I love reading about the ancient world. It shows you that there is nothing new under the sun. In the most ancient literary work that we know of, the Epic of Gilgamesh, this guy says to Gilgamesh, “Don’t go searching for immortality. Take delight in good food and wine and the embrace of your wife and the child who holds your hand.” No one, in four thousand years, has come up with better advice than this.

If you stick to what we actually know through archaeology and written sources, the picture is pretty fuzzy, compared to the picture we get from a literary source like Gilgamesh or Homer — not Homer Simpson, the blind Greek guy.

That’s why when someone lights into the unknown territory of the ancient world with a barrelful of imagination, I’m ready to cut him all the slack he wants and just take off and enjoy the ride. Can you count all the mixed metaphors in that last sentence? They could apply only to the imaginative Finn Mika Waltari who wrote The Egyptian, The Roman, The Etruscan and numerous other works.

Besides Homer, and the author of Gilgamesh, and Thucydides, and Xenophon and people like that, no one has done more to stimulate my imagination about the ancient world than Mika Waltari. If you see one of his books, grab it and read it.

In The Egyptian, a man is so passionately in love with a courtesan that he allows his parents to be disinterred and sells their burial plots. In The Roman, a guy gets married to a woman whose tastes are so kinky he doesn’t even want to know about them. These are two great books I read a long time ago.

But the book I just reread last summer, The Etruscan, is really a corker. From it I learned about the unseen gods who rule the gods as the gods rule men. That’s a big plus right there. Isn’t that something you’d like to know about? Don’t you get tired of sacrificing to all these gods — a black calf here and a white bull there — and wish you could just take care of all this automatically through the unseen gods?

Mika Waltari gives the best imaginative recreation of Etruscan religion that I have ever seen; in fact it’s the only one that I have ever seen. It’s just one heck of a book and I couldn’t even start to sum it all up here.

My only disappointment is this: We spend the whole book finding out who the narrator’s father is, and he turns out to be the only Etruscan that every English schoolboy knows by name.

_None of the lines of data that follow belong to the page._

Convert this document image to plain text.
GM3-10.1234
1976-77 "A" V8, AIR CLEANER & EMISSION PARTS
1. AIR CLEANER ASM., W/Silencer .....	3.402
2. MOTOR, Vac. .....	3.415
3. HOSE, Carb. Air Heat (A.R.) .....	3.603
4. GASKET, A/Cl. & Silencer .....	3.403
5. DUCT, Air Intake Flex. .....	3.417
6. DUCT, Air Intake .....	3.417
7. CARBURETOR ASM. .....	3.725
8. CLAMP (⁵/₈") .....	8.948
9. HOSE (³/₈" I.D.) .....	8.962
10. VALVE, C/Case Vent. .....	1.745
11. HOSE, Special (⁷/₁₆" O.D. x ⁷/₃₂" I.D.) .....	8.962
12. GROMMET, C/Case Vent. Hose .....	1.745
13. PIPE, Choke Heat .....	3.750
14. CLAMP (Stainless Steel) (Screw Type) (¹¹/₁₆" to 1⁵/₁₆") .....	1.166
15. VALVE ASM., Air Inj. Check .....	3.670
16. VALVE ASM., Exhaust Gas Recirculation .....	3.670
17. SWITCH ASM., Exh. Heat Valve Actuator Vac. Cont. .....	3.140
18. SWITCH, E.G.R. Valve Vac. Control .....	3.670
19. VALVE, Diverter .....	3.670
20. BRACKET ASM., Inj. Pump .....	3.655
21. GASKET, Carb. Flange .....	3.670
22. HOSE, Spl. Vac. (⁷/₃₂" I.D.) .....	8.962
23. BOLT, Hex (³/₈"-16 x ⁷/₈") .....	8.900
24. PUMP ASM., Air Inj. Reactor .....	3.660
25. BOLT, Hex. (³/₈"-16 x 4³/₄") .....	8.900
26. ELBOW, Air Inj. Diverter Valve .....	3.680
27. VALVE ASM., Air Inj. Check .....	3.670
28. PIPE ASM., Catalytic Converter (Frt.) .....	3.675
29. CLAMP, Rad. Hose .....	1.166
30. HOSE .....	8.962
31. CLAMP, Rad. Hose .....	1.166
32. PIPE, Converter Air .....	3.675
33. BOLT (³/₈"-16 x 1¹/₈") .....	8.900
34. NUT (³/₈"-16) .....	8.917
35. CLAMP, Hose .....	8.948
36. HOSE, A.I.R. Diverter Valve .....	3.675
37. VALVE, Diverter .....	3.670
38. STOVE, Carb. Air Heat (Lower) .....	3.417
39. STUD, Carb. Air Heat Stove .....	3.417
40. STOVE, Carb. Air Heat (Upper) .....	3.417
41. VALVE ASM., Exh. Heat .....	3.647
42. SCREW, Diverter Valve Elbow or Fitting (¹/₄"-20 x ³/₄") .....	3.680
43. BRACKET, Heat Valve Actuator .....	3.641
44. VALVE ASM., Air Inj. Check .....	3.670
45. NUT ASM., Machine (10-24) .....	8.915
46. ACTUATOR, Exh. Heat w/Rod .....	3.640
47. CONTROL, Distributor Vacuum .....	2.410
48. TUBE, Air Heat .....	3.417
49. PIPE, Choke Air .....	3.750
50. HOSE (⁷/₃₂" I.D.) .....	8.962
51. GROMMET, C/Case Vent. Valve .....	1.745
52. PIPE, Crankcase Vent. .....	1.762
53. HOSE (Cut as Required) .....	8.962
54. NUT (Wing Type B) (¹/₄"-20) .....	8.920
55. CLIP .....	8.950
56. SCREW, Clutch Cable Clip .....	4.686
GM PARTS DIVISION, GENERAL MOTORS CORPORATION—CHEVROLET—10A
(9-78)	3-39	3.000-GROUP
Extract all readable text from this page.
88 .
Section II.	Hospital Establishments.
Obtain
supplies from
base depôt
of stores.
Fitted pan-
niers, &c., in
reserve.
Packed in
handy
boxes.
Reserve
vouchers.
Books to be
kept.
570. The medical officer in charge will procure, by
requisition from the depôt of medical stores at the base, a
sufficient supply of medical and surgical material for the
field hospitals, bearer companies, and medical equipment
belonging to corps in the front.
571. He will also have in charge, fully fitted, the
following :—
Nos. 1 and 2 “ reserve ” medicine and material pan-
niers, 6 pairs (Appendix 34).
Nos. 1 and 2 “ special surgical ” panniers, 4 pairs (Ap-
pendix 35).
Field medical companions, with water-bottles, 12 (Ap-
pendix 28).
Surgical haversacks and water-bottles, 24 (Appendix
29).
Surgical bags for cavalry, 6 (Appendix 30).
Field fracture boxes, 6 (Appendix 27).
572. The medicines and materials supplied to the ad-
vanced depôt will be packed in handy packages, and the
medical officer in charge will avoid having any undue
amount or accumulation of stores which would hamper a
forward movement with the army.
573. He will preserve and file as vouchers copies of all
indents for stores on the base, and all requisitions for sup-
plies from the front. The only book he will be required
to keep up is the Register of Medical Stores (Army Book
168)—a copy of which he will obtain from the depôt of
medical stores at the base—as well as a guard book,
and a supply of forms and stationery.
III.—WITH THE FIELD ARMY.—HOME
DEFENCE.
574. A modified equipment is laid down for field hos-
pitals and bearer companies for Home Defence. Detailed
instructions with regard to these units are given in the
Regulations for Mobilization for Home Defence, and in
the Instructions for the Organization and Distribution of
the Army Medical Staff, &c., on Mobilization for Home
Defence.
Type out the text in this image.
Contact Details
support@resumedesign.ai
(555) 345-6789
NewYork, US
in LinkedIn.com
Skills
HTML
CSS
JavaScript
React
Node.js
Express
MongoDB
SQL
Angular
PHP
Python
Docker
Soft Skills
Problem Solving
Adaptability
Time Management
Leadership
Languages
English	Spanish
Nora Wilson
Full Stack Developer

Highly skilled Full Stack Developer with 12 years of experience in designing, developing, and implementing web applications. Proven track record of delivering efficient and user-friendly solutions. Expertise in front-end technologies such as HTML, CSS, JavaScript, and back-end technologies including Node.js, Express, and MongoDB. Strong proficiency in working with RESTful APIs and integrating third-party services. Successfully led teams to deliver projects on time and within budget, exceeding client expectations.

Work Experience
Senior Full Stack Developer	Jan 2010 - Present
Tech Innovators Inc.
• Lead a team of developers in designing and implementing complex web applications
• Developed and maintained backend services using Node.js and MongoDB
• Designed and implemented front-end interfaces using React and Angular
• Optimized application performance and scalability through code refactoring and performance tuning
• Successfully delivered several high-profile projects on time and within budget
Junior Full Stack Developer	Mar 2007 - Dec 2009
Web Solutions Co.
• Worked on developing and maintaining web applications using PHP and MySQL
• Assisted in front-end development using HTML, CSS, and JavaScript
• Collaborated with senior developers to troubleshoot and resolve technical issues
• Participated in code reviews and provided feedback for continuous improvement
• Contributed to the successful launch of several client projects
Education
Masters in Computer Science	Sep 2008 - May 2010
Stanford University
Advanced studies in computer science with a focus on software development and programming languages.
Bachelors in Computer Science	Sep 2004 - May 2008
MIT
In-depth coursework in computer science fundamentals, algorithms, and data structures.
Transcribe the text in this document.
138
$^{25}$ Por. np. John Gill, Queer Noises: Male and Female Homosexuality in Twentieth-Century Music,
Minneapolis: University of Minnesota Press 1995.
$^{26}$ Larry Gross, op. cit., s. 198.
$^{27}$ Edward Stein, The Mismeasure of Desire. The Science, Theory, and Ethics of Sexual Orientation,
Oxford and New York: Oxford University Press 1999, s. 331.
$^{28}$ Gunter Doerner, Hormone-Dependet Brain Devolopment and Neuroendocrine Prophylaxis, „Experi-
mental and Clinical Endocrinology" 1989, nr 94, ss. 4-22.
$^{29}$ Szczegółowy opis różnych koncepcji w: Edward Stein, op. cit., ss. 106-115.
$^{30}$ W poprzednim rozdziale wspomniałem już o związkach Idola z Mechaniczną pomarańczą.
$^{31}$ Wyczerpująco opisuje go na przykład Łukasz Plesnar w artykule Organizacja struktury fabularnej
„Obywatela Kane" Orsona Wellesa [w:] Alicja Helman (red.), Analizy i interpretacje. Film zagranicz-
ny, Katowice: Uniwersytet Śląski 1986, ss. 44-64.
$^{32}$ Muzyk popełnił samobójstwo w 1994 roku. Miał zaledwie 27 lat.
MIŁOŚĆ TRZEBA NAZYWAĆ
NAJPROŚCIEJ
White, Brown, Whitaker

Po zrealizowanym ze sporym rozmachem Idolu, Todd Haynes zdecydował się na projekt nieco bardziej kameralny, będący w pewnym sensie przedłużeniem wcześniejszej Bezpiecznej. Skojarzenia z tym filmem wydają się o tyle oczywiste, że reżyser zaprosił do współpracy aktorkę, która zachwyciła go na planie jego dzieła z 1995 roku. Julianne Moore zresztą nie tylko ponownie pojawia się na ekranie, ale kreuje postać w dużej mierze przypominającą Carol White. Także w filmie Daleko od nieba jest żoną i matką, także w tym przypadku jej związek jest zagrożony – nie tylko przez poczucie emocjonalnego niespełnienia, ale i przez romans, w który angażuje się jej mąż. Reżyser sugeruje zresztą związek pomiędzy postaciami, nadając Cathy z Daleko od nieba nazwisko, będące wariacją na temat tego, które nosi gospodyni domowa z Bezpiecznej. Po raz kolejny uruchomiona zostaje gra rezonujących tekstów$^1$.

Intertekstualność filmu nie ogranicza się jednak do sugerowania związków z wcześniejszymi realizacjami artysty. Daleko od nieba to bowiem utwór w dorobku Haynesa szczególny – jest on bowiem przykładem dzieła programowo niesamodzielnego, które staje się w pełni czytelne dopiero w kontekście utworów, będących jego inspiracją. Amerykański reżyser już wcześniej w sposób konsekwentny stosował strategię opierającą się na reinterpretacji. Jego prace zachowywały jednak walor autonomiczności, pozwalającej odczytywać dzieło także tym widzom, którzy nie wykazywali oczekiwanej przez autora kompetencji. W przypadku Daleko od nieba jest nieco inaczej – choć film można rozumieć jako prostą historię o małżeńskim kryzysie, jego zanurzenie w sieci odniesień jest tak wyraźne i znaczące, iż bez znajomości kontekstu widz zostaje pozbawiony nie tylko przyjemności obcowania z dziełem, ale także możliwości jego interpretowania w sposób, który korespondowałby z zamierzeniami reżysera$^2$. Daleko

And who is that? American readers may ask. Well in Macaulay’s “Lays of Ancient Rome,” we read “Lars Porsena, by the nine gods he swore, that the great house of Tarquin should suffer harm no more…” That’s in “Horatius at the Bridge,” the most famous lay of all.

So when Lars Porsena turns out to be the main character’s father, I was a little disappointed, but it by no means diminished the enjoyment I derived from the book. As I said, I can’t possibly summarize it. This book is a corker even if you have no interest whatever in the ancient world.